2022 The State of the Humanitarian System | Briefing: Crisis-affected populations, accountability and dignity

Publication language
English
Date published
01 Dec 2022
Type
Factsheets and summaries

This briefing provides an overview of key facts and figures from 2022 edition of The State of the Humanitarian System (SOHS) on crisis-affected populations, accountability and dignity.

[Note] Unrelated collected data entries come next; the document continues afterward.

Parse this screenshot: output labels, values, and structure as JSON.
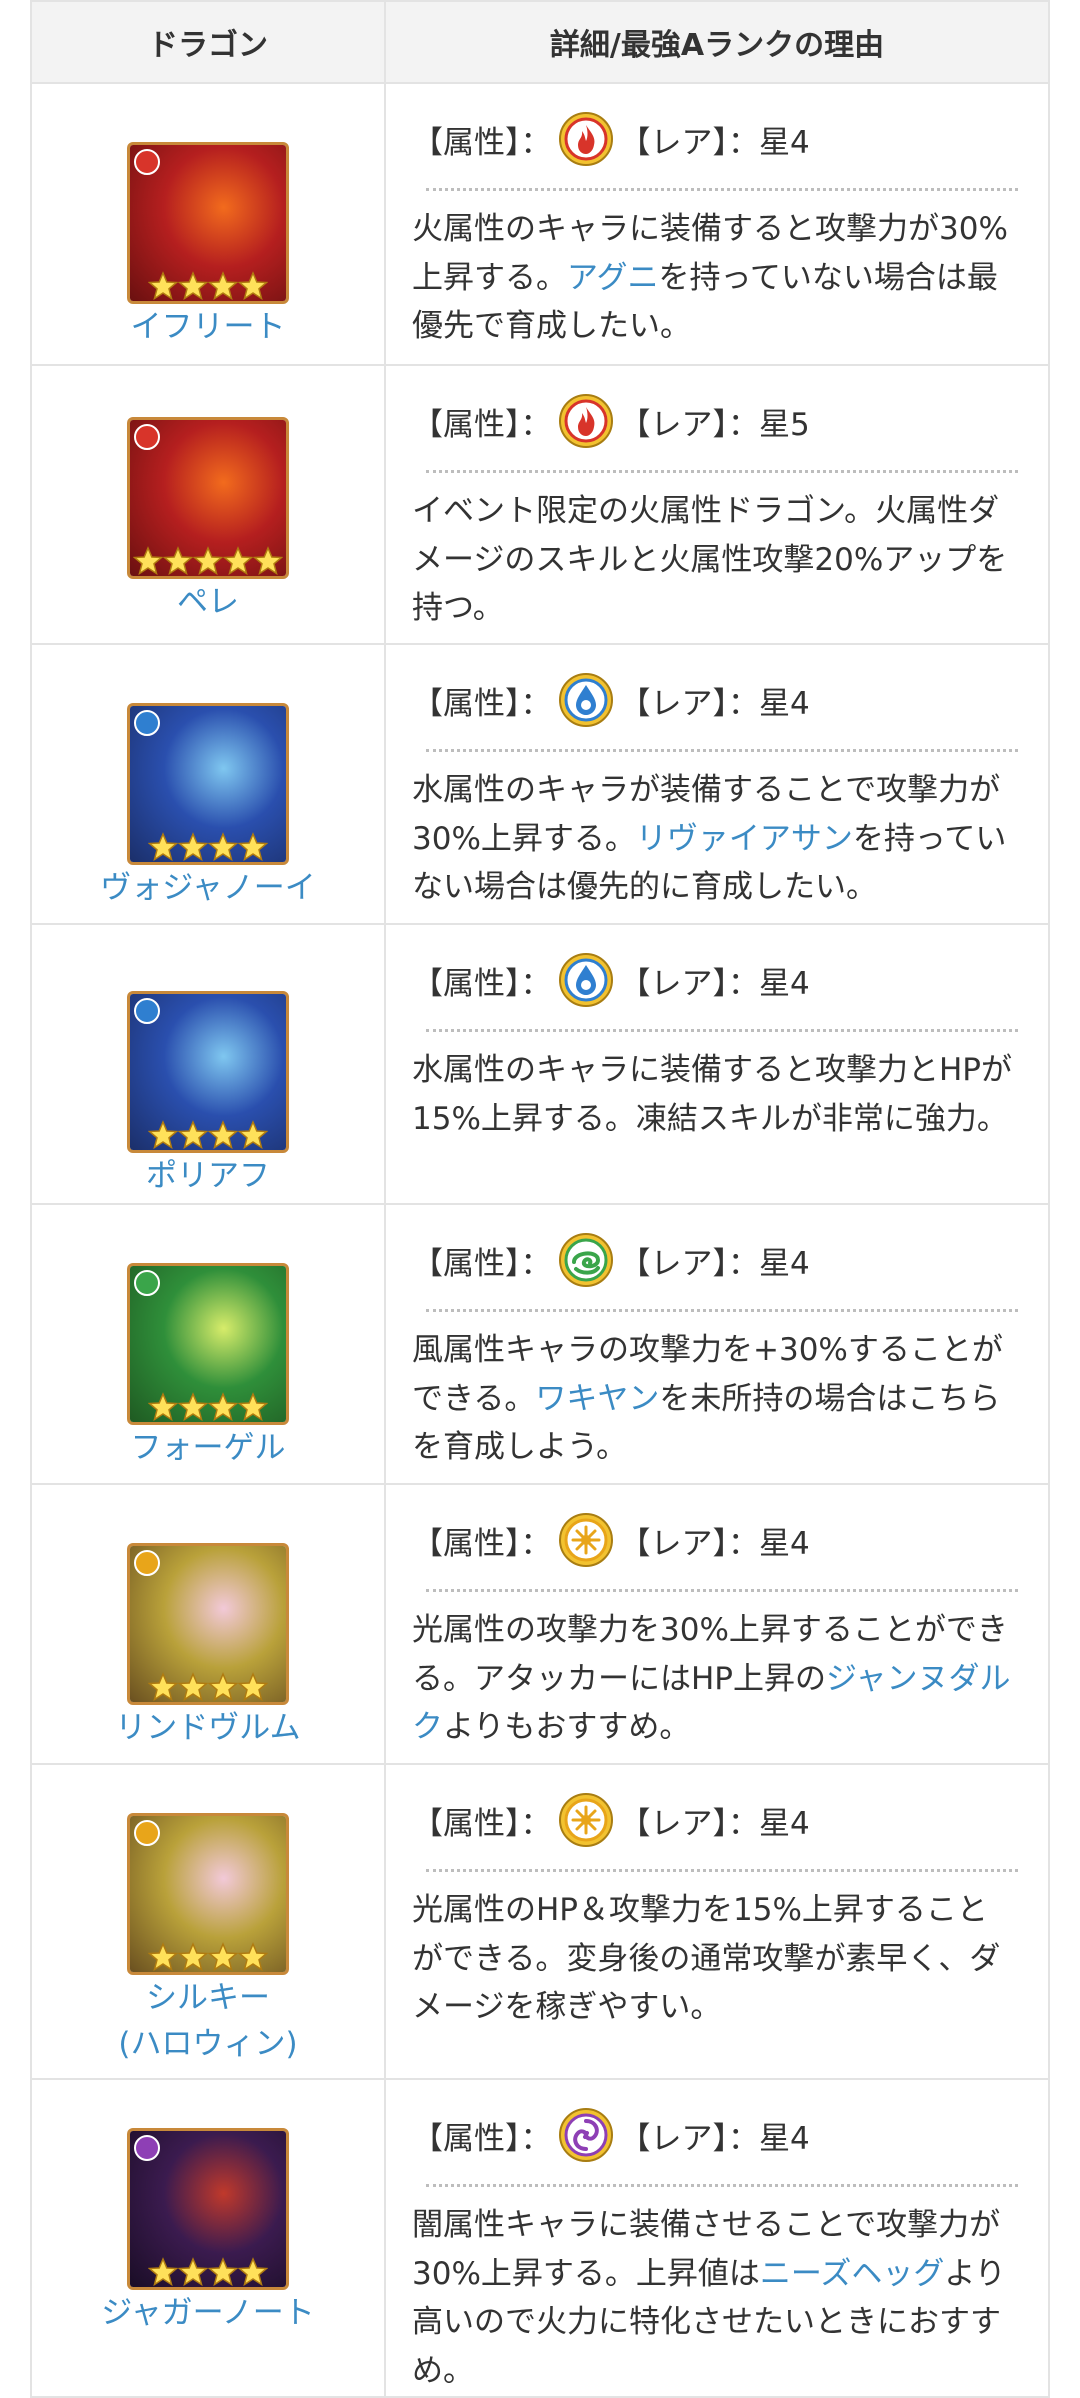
{
  "headers": {
    "dragon": "ドラゴン",
    "detail": "詳細/最強Aランクの理由"
  },
  "labels": {
    "attr": "【属性】：",
    "rare": "【レア】："
  },
  "rows": [
    {
      "name": "イフリート",
      "element": "fire",
      "rare": "星4",
      "stars": 4,
      "desc": [
        "火属性のキャラに装備すると攻撃力が30%上昇する。",
        "アグニ",
        "を持っていない場合は最優先で育成したい。"
      ]
    },
    {
      "name": "ペレ",
      "element": "fire",
      "rare": "星5",
      "stars": 5,
      "desc": [
        "イベント限定の火属性ドラゴン。火属性ダメージのスキルと火属性攻撃20%アップを持つ。",
        "",
        ""
      ]
    },
    {
      "name": "ヴォジャノーイ",
      "element": "water",
      "rare": "星4",
      "stars": 4,
      "desc": [
        "水属性のキャラが装備することで攻撃力が30%上昇する。",
        "リヴァイアサン",
        "を持っていない場合は優先的に育成したい。"
      ]
    },
    {
      "name": "ポリアフ",
      "element": "water",
      "rare": "星4",
      "stars": 4,
      "desc": [
        "水属性のキャラに装備すると攻撃力とHPが15%上昇する。凍結スキルが非常に強力。",
        "",
        ""
      ]
    },
    {
      "name": "フォーゲル",
      "element": "wind",
      "rare": "星4",
      "stars": 4,
      "desc": [
        "風属性キャラの攻撃力を+30%することができる。",
        "ワキヤン",
        "を未所持の場合はこちらを育成しよう。"
      ]
    },
    {
      "name": "リンドヴルム",
      "element": "light",
      "rare": "星4",
      "stars": 4,
      "desc": [
        "光属性の攻撃力を30%上昇することができる。アタッカーにはHP上昇の",
        "ジャンヌダルク",
        "よりもおすすめ。"
      ]
    },
    {
      "name": "シルキー",
      "name2": "(ハロウィン)",
      "element": "light",
      "rare": "星4",
      "stars": 4,
      "desc": [
        "光属性のHP＆攻撃力を15%上昇することができる。変身後の通常攻撃が素早く、ダメージを稼ぎやすい。",
        "",
        ""
      ]
    },
    {
      "name": "ジャガーノート",
      "element": "dark",
      "rare": "星4",
      "stars": 4,
      "desc": [
        "闇属性キャラに装備させることで攻撃力が30%上昇する。上昇値は",
        "ニーズヘッグ",
        "より高いので火力に特化させたいときにおすすめ。"
      ]
    }
  ],
  "colors": {
    "fire": "#d8342a",
    "water": "#2f7fd0",
    "wind": "#3aa54a",
    "light": "#e8a51a",
    "dark": "#8e3fb5",
    "link": "#3b8bc4",
    "border": "#e3e3e3",
    "header_bg": "#f3f3f3",
    "frame": "#c8893a"
  }
}
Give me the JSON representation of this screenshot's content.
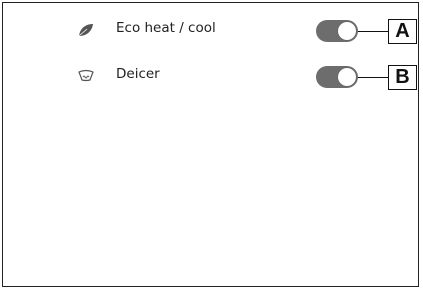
{
  "settings": {
    "eco": {
      "label": "Eco heat / cool",
      "icon": "leaf-icon",
      "toggle_state": "on",
      "callout": "A"
    },
    "deicer": {
      "label": "Deicer",
      "icon": "windshield-deicer-icon",
      "toggle_state": "on",
      "callout": "B"
    }
  },
  "colors": {
    "toggle_track": "#6d6d6d",
    "text": "#222222"
  }
}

Over the 2022 SOHS study period, prominent scandals and the impetus of decolonisation and Black Lives Matter forced the humanitarian system to consider how it respects the dignity and voice of crisis affected populations and upholds the key principle of ‘do no harm’. The period has seen some progress: 73% of aid recipients reported that they felt that aid workers treated them with dignity, compared with 68% in the previous study period. Following the 2018 exposure of sexual abuse in Oxfam’s 2010 Haiti response, a Misconduct Disclosure Scheme was used in 31,000 recruitment processes and prevented 142 potential hires in 2021 alone. However, progress on wider accountability and providing opportunities for aid recipients to provide feedback and shape decision making have stagnated with many affected people indicating that their inputs to humanitarian programmes remain superficial at best. This is despite many efforts across the humanitarian system to improve the policy and implementation of community engagement mechanisms. There remains more to be done to undo power imbalances, particularly in engaging crisis-affected communities meaningfully in humanitarian decision-making. This issue is not only an ethical one, but a performance one: aid recipients who experience an engagement mechanism are more likely to be satisfied with the quality and relevance of the support they receive.